Marc Casadó, el décimo y último fichaje del Deportivo, llegará a A Coruña en unas horas a la que será su nueva casa hasta el próximo 30 de junio. El pivote, cedido con una opción de compra no obligatoria de 30 millones de euros, fue asaltado por la prensa de Barcelona en el Prat antes de subirse al avión y, en el medio de refñexiones por su salida del club culé, mostraba su entusiasmo por desembarcar en Riazor. «Dejar de jugar un año en el Barcelona siempre es complicado, cuesta marchar de casa, pero me han hecho llegar un proyecto muy guapo, un buen proyecto, y estoy muy ilusionado con lo que viene», razonaba el futbolista, mientras enfilaba la zona de facturación. También tuvo tiempo para enjuiciar algunas decisiones del club culé con él, que relativiza. «¿Quitarme el dorsal? Ya he hablado con ellos. Todos tenemos cosas que mejorar, todos hacemos cosas bien y cosas mal y ya está», zanja.
Así fue su contratación
Dentro de lo que supone para un recién ascendido asumir la contratación a préstamo de dos futbolistas como Casadó y Giménez, el Deportivo hizo malabares para encontrar encaje a la llegada del pivote catalán. El Deportivo realizó un movimiento en las últimas horas de mercado, tal y como apuntó Sport, del mismo grupo que LA OPINIÓN. A pesar de que contaba con ofertas importantes de Turquía y Arabia Saudí, el pivote se mostró receptivo a la posibilidad de llegar a préstamo a Riazor. Quería ser el décimo fichaje y así es. En Abegondo se trabajó para hacer posibles las dos operaciones, para poder permitírselas.

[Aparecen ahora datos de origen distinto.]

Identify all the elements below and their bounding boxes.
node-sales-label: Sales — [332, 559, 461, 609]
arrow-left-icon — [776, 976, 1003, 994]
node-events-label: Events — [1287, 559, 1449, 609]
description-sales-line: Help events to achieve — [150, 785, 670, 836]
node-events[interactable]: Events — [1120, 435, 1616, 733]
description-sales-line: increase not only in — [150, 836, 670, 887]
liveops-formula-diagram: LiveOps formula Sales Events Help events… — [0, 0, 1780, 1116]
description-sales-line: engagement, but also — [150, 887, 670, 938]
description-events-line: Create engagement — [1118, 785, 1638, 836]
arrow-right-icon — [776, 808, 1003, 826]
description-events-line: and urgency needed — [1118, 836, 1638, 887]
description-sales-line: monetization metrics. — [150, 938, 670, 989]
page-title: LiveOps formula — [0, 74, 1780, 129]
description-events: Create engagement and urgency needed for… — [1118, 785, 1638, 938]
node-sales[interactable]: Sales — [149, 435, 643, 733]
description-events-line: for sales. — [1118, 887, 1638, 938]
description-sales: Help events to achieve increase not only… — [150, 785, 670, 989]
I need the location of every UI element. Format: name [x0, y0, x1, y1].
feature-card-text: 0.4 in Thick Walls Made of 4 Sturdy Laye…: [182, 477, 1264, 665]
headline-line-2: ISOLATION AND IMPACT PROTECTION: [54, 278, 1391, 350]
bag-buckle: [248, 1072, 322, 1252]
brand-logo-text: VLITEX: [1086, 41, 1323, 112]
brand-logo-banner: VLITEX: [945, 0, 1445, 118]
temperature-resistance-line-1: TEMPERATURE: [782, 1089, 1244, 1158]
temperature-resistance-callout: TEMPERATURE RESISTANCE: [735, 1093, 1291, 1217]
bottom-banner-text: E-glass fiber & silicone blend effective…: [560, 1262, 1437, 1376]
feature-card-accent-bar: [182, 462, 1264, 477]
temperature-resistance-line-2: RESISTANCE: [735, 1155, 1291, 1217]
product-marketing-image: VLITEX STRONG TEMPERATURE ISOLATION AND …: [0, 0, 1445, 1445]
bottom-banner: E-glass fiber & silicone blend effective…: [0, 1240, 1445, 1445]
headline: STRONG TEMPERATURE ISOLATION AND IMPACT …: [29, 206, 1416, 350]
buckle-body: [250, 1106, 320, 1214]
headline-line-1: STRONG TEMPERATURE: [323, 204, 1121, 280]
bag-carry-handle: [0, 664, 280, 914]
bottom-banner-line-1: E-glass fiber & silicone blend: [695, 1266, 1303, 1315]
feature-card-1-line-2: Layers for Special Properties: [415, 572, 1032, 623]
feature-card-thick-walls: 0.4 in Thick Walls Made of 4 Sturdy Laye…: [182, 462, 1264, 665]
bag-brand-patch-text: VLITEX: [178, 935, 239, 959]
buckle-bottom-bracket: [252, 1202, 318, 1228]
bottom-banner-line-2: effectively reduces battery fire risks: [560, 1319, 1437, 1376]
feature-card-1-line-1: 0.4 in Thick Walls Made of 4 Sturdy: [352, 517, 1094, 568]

El Barcelona le dio espacio a Casadó para elegir lo mejor en el siguiente paso de su carrera y todo parecía listo y acordado a mitad de tarde con un préstamo simple, pero la entidad culé, con el jugador listo para viajar, solicitó una opción de compra no obligatoria en el trato, que asciende a 30 millones de euros. La operación se pospuso hasta casi la medianoche, pero el convencimiento del internacional español de llegar a A Coruña fue clave. La entidad del Camp Nou asume parte de la ficha.